CLEVELAND -- The All-Star Legacy initiative has come full circle. The program that was designed to help make an impact in local baseball communities began in connection with the 1997 MLB All-Star Game in Cleveland, and it has now found its way back to Northeast Ohio. On Tuesday, Major League

CLEVELAND -- The All-Star Legacy initiative has come full circle.

The program that was designed to help make an impact in local baseball communities began in connection with the 1997 MLB All-Star Game in Cleveland, and it has now found its way back to Northeast Ohio.

On Tuesday, Major League Baseball announced that it will be joining forces with the Indians, along with the support from the city of Cleveland, to donate approximately $5 million to local projects that will leave a lasting impact on the community well after the 2019 Midsummer Classic comes to an end.

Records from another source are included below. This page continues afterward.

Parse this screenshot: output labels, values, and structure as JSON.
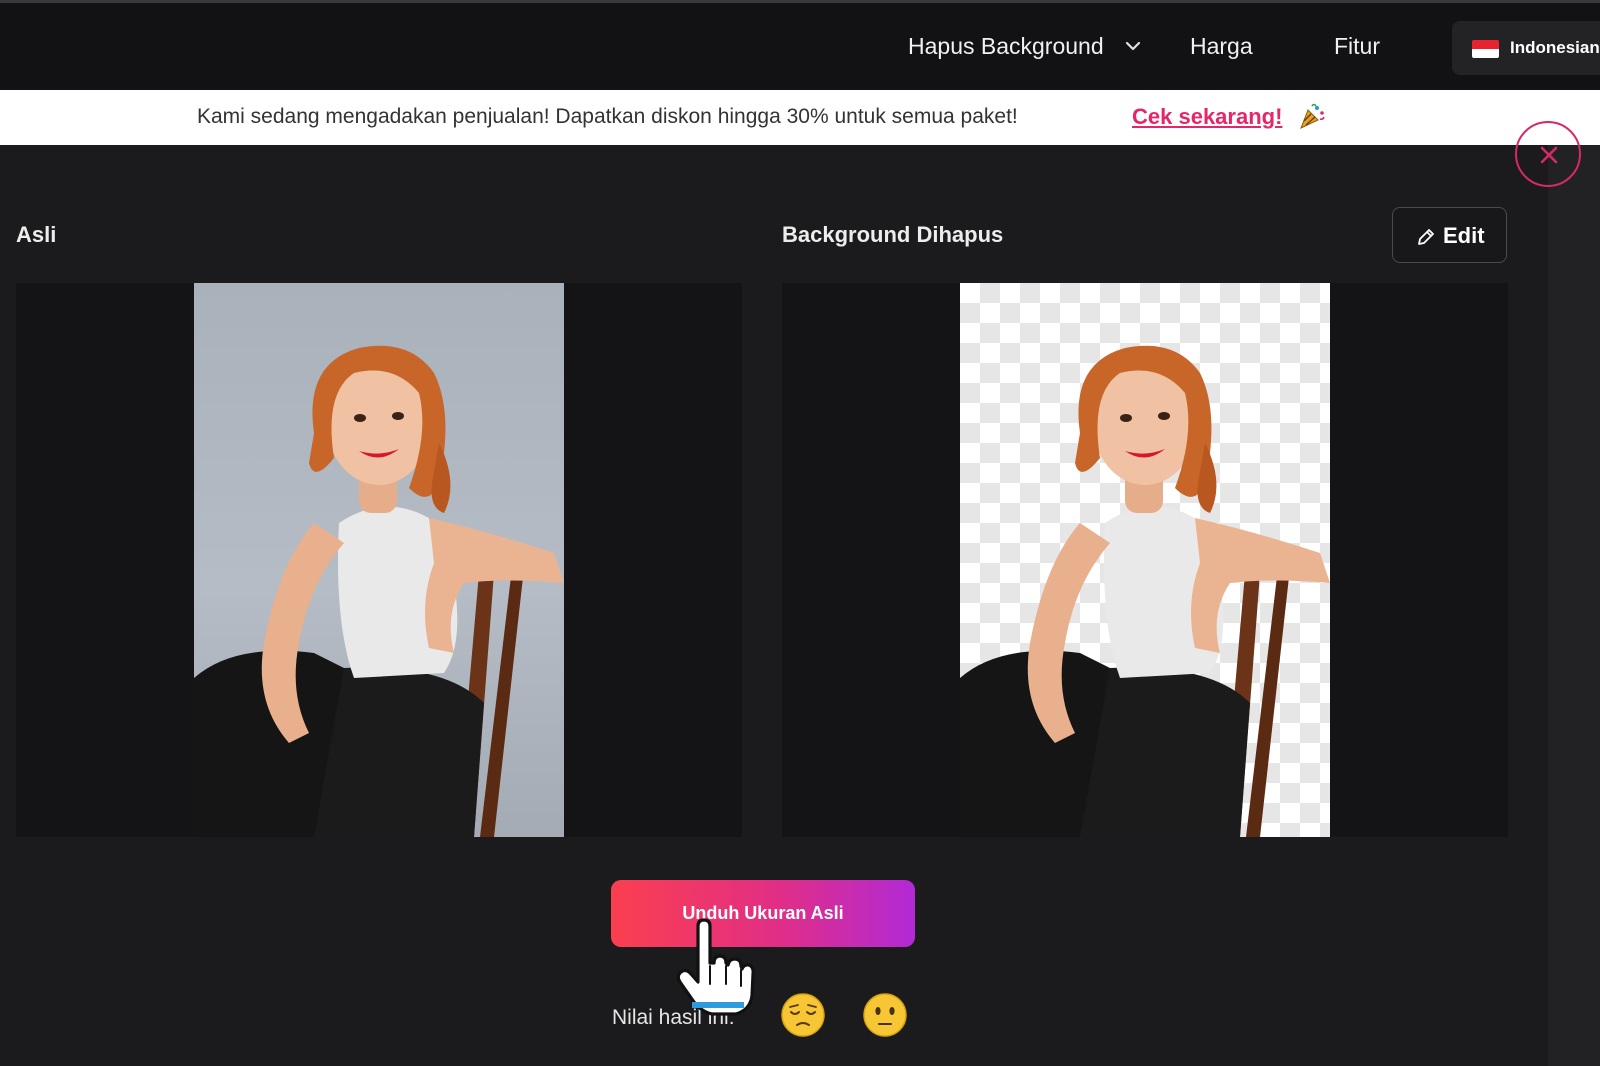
{
  "nav": {
    "remove_bg": "Hapus Background",
    "pricing": "Harga",
    "features": "Fitur",
    "language": "Indonesian"
  },
  "promo": {
    "text": "Kami sedang mengadakan penjualan! Dapatkan diskon hingga 30% untuk semua paket!",
    "link": "Cek sekarang!"
  },
  "panels": {
    "original_title": "Asli",
    "removed_title": "Background Dihapus",
    "edit_label": "Edit"
  },
  "download": {
    "label": "Unduh Ukuran Asli"
  },
  "rating": {
    "label": "Nilai hasil ini:"
  },
  "colors": {
    "accent_pink": "#e6266b",
    "gradient_start": "#fb3f4f",
    "gradient_end": "#b12ad6",
    "background": "#1b1b1d"
  },
  "icons": [
    "chevron-down-icon",
    "flag-indonesia-icon",
    "party-popper-icon",
    "close-icon",
    "pencil-icon",
    "sleepy-face-emoji",
    "no-mouth-face-emoji",
    "hand-pointer-cursor"
  ]
}
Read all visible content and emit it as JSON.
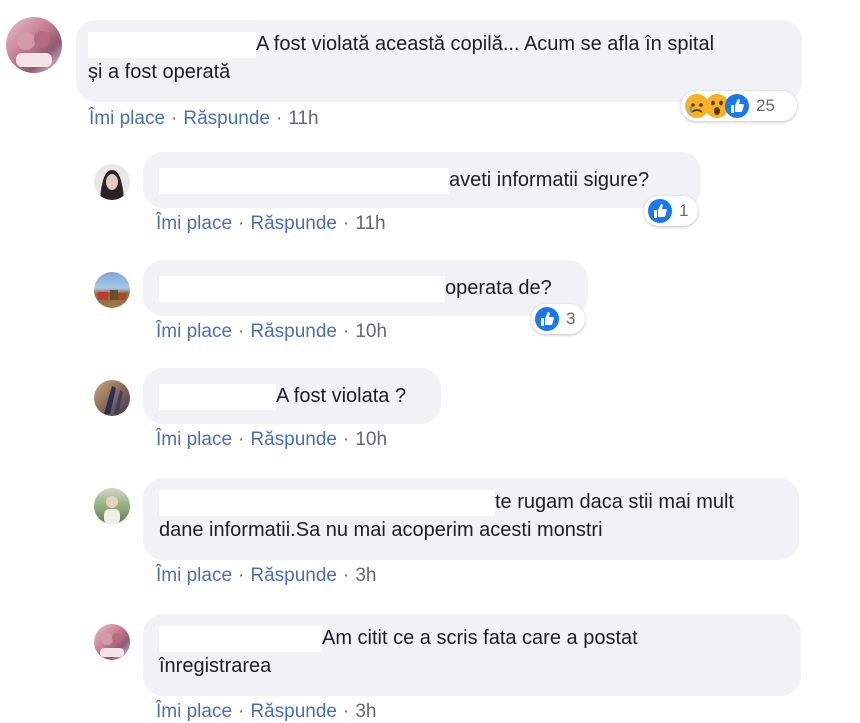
{
  "actions": {
    "like": "Îmi place",
    "reply": "Răspunde",
    "separator": "·"
  },
  "comments": [
    {
      "text": "A fost violată această copilă... Acum se afla în spital și a fost operată",
      "line1": "A fost violată această copilă... Acum se afla în spital",
      "line2": "și a fost operată",
      "time": "11h",
      "reactions": {
        "icons": [
          "sad-icon",
          "wow-icon",
          "like-icon"
        ],
        "count": "25"
      }
    },
    {
      "text": "aveti informatii sigure?",
      "time": "11h",
      "reactions": {
        "icons": [
          "like-icon"
        ],
        "count": "1"
      }
    },
    {
      "text": "operata de?",
      "time": "10h",
      "reactions": {
        "icons": [
          "like-icon"
        ],
        "count": "3"
      }
    },
    {
      "text": "A fost violata ?",
      "time": "10h"
    },
    {
      "line1": "te rugam daca stii mai mult",
      "line2": "dane informatii.Sa nu mai acoperim acesti monstri",
      "time": "3h"
    },
    {
      "line1": "Am citit ce a scris fata care a postat",
      "line2": "înregistrarea",
      "time": "3h"
    }
  ],
  "colors": {
    "like_blue": "#1877f2",
    "link": "#4a6fb5",
    "bubble": "#f0f2f5",
    "meta": "#65676b"
  }
}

“It’s very exciting for Major League Baseball to partner with the Cleveland Indians,” MLB’s vice president of social responsibility Melanie LeGrande said. “They are extraordinary in what they do in their community investments and community outreach. And so working with them has been a pleasure for us and we have been so excited to look at the various projects and see the different stages, and we’ll be even more excited when we’re able to unveil them in July.”

These projects include renovations to Field 7 at Luke Easter Park -- adding turf, new dugouts and bleachers -- and Talty Field at Cleveland Metroparks Brookside Reservation. Talty Field will be refurbished with artificial turf, which will then be utilized by the Cleveland Baseball Federation RBI teams and become a premier site to host PLAY BALL, Pitch, Hit & Run and Jr. Home Run Derby events in addition to other baseball and softball events.

“One of the tenets of our mission is to strengthen communities, so this is part of baseball’s DNA,” LeGrande said. “So to be able to work with the host club and leave a lasting impact after we’re gone, after all the All-Star players have gone, after the game has been played, what Cleveland will have is two fully turfed fields where kids can continue to play our game, strengthen their skills and be what we call Major League citizens. So that’s really important to us.”

The initiative will also step outside the game of baseball, transforming a home into a new Student Veterans Center, which will provide support to student body veterans of U.S. Military Service currently studying at Baldwin Wallace University. The program will also fully renovate the digital arts suite at the Boys & Girls Club location out of East Technical High School, installing a sound recording studio with brand new equipment, a workspace with Mac desktop computers and a lounge area.

“We want to make sure we are supporting all members of the local community, and military is important for us. We always do a military project,” LeGrande said. “… Finding a project that is so exciting within Baldwin Wallace University and the ability to take a single-family home and transform it into a veterans center is amazing, and the site is amazing.

“And of course, Boys & Girls Clubs of America is our official charity and we’ll always do a project with them as well, and to see the youth, the teams and the new East Technical center, this visual arts suite we’re putting together, to be able to have exposure and some STEM skills is great for us not just from a baseball perspective, but a community perspective.”

During All-Star Week, Major League Baseball and the Indians will refurbish Larry Doby All-Star Playground as part of the general community outreach. The park was originally constructed during the 1997 All-Star Week in Cleveland, and in 2019, it will receive updated equipment and flooring for local youth to use as a daily recreational outlet.

“[That year] was the first time that we had the Legacy Project initiative,” LeGrande said. “And to be able to see what we are doing to this playground 22 years later to make sure that it’s still in great condition to serve kids in the local community and to be able to have members of the Doby family there, it’s going to be a great way to, I would say, the first pitch of All-Star Week is really going to have the historical context from 1997, but bringing into the new life, the energy for 2019 in the All-Star Week here this year.”